Trata-se de habeas corpus com pedido liminar impetrado em favor de VIVIANE XXXXXXX apontando como autoridade coatora o Tribunal de Justiça do Estado de São Paulo (Correição Parcial n. 0003255-20.2021.9.26.0010). Os autos dão conta de que o Juízo da 1ª Auditoria Militar, acolhendo o pedido do Ministério Público, determinou o arquivamento dos autos do IPM n. 0003255-20.2021.9.26.0010, instaurado para apurar o extravio do carregador de pistola Glock n.
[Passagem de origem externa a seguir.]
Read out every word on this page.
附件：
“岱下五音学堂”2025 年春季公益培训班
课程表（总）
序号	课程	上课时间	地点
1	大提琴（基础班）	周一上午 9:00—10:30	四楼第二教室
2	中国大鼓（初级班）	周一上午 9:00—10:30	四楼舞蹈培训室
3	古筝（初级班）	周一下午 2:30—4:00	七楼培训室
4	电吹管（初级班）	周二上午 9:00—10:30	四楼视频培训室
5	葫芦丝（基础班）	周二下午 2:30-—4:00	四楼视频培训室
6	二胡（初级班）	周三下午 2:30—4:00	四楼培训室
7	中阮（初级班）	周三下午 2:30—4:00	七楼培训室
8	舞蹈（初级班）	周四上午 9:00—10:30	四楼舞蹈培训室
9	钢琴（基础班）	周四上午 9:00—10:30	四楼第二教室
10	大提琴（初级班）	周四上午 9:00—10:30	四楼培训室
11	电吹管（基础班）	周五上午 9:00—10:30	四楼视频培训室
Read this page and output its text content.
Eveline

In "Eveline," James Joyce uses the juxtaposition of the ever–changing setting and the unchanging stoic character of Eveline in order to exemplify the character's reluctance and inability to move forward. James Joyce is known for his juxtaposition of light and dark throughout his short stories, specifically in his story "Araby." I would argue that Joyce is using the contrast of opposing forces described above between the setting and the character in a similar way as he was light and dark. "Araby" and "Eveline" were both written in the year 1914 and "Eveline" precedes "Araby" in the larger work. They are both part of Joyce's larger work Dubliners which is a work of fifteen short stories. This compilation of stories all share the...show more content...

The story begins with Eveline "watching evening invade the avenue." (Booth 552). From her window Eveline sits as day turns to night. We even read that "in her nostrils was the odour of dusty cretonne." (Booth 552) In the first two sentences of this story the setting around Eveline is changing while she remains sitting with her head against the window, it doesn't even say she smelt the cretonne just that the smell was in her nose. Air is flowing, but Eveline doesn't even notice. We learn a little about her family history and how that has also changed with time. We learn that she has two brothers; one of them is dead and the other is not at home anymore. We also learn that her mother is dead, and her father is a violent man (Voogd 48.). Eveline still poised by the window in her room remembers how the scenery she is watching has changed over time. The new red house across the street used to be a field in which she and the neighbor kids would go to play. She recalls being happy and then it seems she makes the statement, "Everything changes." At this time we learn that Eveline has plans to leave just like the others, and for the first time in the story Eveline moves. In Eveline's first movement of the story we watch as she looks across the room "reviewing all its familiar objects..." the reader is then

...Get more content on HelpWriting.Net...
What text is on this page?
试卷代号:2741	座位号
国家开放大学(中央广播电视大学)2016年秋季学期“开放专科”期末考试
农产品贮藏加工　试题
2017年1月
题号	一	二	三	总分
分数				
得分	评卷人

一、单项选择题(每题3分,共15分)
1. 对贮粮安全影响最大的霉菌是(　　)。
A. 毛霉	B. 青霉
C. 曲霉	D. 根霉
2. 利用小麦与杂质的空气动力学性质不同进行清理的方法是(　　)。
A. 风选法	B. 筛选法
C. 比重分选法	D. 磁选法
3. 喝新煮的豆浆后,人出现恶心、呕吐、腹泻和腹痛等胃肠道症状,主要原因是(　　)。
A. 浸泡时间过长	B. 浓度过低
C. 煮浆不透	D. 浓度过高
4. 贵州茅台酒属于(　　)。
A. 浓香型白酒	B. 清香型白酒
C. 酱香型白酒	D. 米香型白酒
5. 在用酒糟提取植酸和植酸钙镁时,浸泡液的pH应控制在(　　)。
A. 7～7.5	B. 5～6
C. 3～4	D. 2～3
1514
BKMTM 026, com a respectiva munição (quatorze cartuchos), pertencentes ao patrimônio da PMESP (e-STJ fl. 23).

Discordando dessa decisão, o Juiz Corregedor Geral da Justiça Militar ofereceu representação com a finalidade de desconstituí-la (e-STJ fl. 24).

Ao apreciar a Correição Parcial n. 0003255-20.2021.9.26.0010, o Tribunal de Justiça Militar do Estado de São Paulo lhe deu provimento "para cassar a r. decisão de fl. 41, que determinou o arquivamento do IPM n. 95.838/2021, e determinar a remessa dos autos do referido IPM ao Exmo. Procurador-Geral de Justiça do Estado de São Paulo" (e-STJ fl. 41).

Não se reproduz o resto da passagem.